How Do We Derive the Compton Electron Energy Equation?

[P-Jay1]

Hi, I'm not sure how to do B1 part c, can anyone help?

http://qm-web.library.qmul.ac.uk/exams/science/physics/2010/PHY-215.pdf

 

[sgd37]

just using momentum conservation

$$\frac{h}{\lambda} = cos(\theta)\frac{h}{\lambda'} + cos(\phi)p_{\mu}$$

you can get $$p_{\mu}$$ from the other momentum conservation equation i.e.

$$0 = sin(\theta)\frac{h}{\lambda'} - sin(\phi)p_{\mu}$$

and you can get the $$\lambda'$$ in terms of $$\lambda$$ from the Compton formula now you have all the ingredients to solve for $$\lambda$$

 

[P-Jay1]

I keep getting lambda equal to lambda' - I'm at a dead end. If both angles are 30, then Pmuon is equal to h/lambda' , right? Excuse the lack of symbology

 

[frozenguy]

I can't get into that area in the link..

Cant you copy/paste?

 

[P-Jay1]

I can't get into that area in the link..

Cant you copy/paste?

I can't, i'll type it roughly

Basically the first bit asks you to derive the Compton scattering formula.

And for the second the the question to the answer I want is-

Q. Consider the case where the angle between the incident and out going light rays is 30 degrees.
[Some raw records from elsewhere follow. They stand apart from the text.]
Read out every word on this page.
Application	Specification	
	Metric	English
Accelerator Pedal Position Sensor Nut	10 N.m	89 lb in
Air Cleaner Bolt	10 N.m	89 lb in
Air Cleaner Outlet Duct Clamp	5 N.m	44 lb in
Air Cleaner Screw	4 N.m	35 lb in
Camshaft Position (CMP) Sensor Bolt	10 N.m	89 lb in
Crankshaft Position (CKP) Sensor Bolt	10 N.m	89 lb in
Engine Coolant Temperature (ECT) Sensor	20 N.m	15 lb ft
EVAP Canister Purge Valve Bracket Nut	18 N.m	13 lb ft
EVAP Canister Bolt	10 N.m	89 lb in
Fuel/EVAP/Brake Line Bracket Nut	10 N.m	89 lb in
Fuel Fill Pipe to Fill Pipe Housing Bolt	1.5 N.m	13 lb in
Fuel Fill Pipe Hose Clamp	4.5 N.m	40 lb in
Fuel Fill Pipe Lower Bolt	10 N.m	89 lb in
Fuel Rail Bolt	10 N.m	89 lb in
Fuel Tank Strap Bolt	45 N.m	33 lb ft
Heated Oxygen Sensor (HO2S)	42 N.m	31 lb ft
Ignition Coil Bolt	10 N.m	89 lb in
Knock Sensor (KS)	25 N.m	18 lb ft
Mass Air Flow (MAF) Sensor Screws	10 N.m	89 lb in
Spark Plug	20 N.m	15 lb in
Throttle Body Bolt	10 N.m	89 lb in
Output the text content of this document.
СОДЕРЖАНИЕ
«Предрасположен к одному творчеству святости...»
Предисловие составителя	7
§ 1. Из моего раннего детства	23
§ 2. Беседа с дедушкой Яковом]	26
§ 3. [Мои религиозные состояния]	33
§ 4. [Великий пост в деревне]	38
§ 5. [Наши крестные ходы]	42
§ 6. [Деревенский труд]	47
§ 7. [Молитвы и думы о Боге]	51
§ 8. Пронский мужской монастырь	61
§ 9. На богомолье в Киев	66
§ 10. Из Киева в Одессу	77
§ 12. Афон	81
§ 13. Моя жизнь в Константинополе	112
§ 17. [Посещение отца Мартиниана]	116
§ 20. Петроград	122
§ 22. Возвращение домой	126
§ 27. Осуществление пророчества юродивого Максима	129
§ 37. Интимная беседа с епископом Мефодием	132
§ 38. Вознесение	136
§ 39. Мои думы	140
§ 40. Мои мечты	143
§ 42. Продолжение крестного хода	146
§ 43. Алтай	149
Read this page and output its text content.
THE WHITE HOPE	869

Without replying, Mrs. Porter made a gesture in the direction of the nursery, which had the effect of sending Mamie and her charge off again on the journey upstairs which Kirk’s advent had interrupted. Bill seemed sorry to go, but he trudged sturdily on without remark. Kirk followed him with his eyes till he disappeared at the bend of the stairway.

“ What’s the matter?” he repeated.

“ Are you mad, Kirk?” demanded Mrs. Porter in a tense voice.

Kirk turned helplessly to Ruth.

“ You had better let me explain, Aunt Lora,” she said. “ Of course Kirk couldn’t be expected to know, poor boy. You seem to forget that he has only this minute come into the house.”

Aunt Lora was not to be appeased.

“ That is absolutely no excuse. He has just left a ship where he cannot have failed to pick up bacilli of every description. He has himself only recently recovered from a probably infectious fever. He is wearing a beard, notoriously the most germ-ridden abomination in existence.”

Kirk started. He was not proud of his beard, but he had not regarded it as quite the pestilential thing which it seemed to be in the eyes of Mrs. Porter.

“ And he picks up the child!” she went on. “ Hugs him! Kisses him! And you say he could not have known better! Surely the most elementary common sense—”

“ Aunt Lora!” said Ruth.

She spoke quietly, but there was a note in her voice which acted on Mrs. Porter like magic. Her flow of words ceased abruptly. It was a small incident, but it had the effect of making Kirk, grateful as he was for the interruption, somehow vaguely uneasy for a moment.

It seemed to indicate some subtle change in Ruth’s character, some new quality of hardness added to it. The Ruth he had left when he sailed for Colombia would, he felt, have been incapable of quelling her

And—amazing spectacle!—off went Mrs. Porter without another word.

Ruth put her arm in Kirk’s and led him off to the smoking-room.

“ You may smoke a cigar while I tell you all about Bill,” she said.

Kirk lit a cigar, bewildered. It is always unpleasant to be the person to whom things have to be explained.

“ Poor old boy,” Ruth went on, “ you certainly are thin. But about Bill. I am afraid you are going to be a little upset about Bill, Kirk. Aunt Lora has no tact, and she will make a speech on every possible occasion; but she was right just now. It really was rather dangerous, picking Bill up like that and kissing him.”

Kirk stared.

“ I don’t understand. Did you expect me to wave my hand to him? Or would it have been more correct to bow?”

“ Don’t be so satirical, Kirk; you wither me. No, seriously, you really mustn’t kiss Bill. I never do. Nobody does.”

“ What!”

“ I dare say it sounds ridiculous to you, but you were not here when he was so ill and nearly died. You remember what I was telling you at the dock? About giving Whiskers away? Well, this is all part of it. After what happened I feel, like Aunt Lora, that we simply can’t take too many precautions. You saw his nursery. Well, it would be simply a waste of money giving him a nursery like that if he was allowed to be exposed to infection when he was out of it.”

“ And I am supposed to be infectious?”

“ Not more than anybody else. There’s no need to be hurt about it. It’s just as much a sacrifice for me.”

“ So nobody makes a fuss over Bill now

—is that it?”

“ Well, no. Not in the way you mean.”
Calculate the value of the incident wavelength when also the angle between the incident light ray and recoiling electron is 30 degrees.

 

[P-Jay1]

Is it even possible to derive the wavelength in its entirety when you only know the angle?

 

[frozenguy]

Is it even possible to derive the wavelength in its entirety when you only know the angle?

well.. I've never derived the equation and I'll need to think about it for a second..

But the relation of the angle of recoiling electron (phi) to the angle of scattered photon (theta) is this: $$P_{p}sin\theta = P_{e}sin\phi$$

With P_p = momentum of scattered photon
P_e = momentum of recoiling electron

The momentum of the scattered photon is given by $$\frac{hc}{\lambda'}\frac{1}{c}$$ (the 1/c is for units only. The hc is in units of [nm*eV] so the momentum will be in eV/c)

The momentum of the recoiling electron is $$\frac{\sqrt{K^{2}_{e} + 2K_{e}m_{e}c^{2}}}{c}$$


With $$K_{e} = hc\left(\frac{1}{\lambda} - \frac{1}{\lambda'}\right)$$


And of course you have the compton formula which you need to learn how to derive I guess as well lol.. It will relate $$\lambda$$ and $$\lambda'$$

You have theta and phi, both are thirty degrees.


The derivation starts with $$\lambda' = \lambda + \Delta\lambda$$

 

[frozenguy]

I keep getting lambda equal to lambda' - I'm at a dead end. If both angles are 30, then Pmuon is equal to h/lambda' , right? Excuse the lack of symbology

If both angles are thirty degrees, that means that the momentum of the scattered photon = momentum of recoiling electron.

 

[P-Jay1]

Finally! The penny has dropped. Thanks for the help.

 

[gaddu13]

how can we derive the equation of energy of compton electron

Ee = hν{α (1 − cosθ )/[1 + α (1 − cosθ )]}

where

α=hν/m0 c^2
m0=mass of electron